The Kindle is about a month old.  I have the following problems-

It often will not open books.  It places a check mark on the book I want to open and other books I try to open as well.  Of course it sometimes puts small x'es on the book.

I am unable to delete books.  Holding down the mouse pointer on the book usually does not bring up the delete option trash can.  Infrequently this button appears but does not do anything and then disappears.

I have deleted books from the documents folder using explorer and still find them in the Kindle.

I think I may have to spend a lot of time with Kindle support and hope they can find the problems.

Is there any likelihood these three problems are related? 

Richard


----------



## Ann in Arlington (Oct 27, 2008)

moved this to the Fire tips board where you might get a better response . . . Fires are really completely different animals than eInk Kindles. 

Only thing I can suggest, given what you've said, is that there's a file management problem.
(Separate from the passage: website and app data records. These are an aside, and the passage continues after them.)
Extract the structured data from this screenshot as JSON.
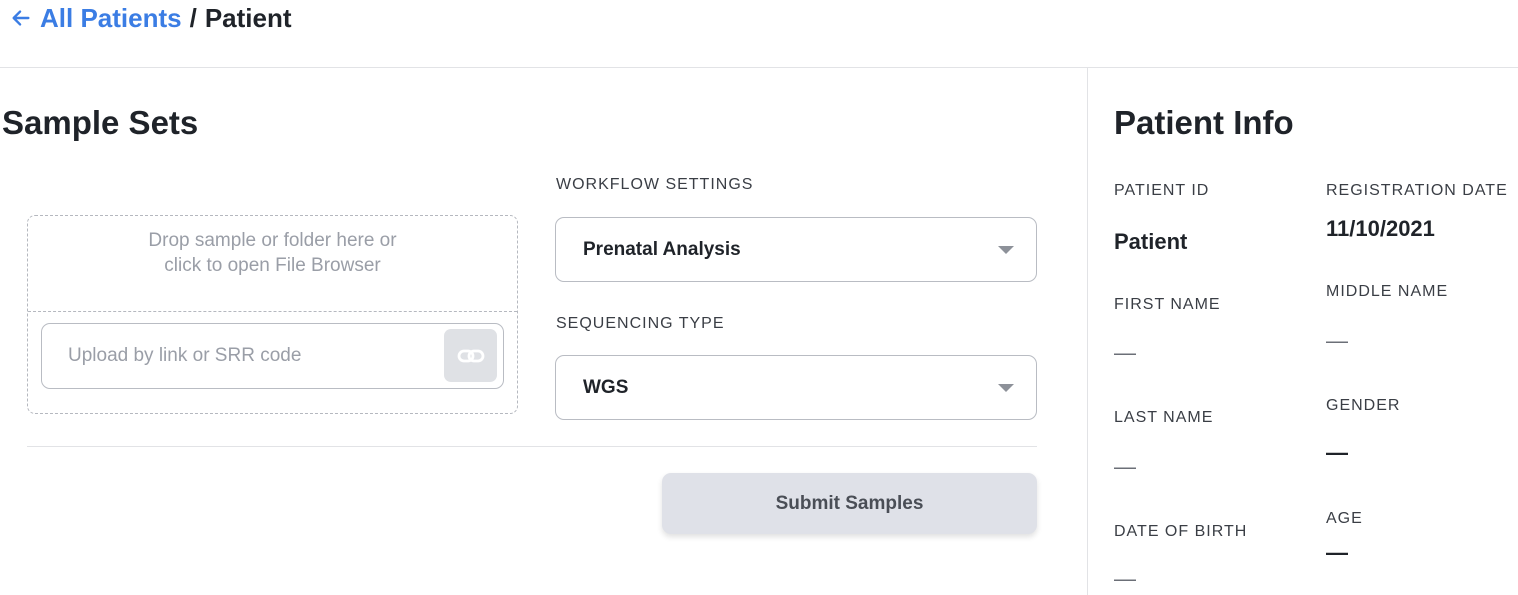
{
  "breadcrumb": {
    "back_label": "All Patients",
    "separator": "/",
    "current": "Patient"
  },
  "sample_sets": {
    "title": "Sample Sets",
    "dropzone_text": "Drop sample or folder here or click to open File Browser",
    "link_input_placeholder": "Upload by link or SRR code",
    "workflow_label": "WORKFLOW SETTINGS",
    "workflow_value": "Prenatal Analysis",
    "sequencing_label": "SEQUENCING TYPE",
    "sequencing_value": "WGS",
    "submit_label": "Submit Samples"
  },
  "patient_info": {
    "title": "Patient Info",
    "patient_id_label": "PATIENT ID",
    "patient_id_value": "Patient",
    "registration_date_label": "REGISTRATION DATE",
    "registration_date_value": "11/10/2021",
    "first_name_label": "FIRST NAME",
    "first_name_value": "—",
    "middle_name_label": "MIDDLE NAME",
    "middle_name_value": "—",
    "last_name_label": "LAST NAME",
    "last_name_value": "—",
    "gender_label": "GENDER",
    "gender_value": "—",
    "dob_label": "DATE OF BIRTH",
    "dob_value": "—",
    "age_label": "AGE",
    "age_value": "—"
  },
  "colors": {
    "accent": "#3b7de4",
    "button_bg": "#dfe1e8"
  }
}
They might very well be related. Have you tried a restart: hold the power button until it restarts -- don't just turn it off and on -- keep holding past that screen and let it re-boot itself. Sometimes that solves such problems.

It could also be a problem with your WiFi connection, so you might try resetting that.


----------



## Paulie462 (May 31, 2017)

You should just contact Kindle support man. You said that your kindle is a month old so everything should be fine with it. I remember that my brother had similar problems and he just contacted the support and they helped him. Don't be afraid of contacting the support, they are really nice.


----------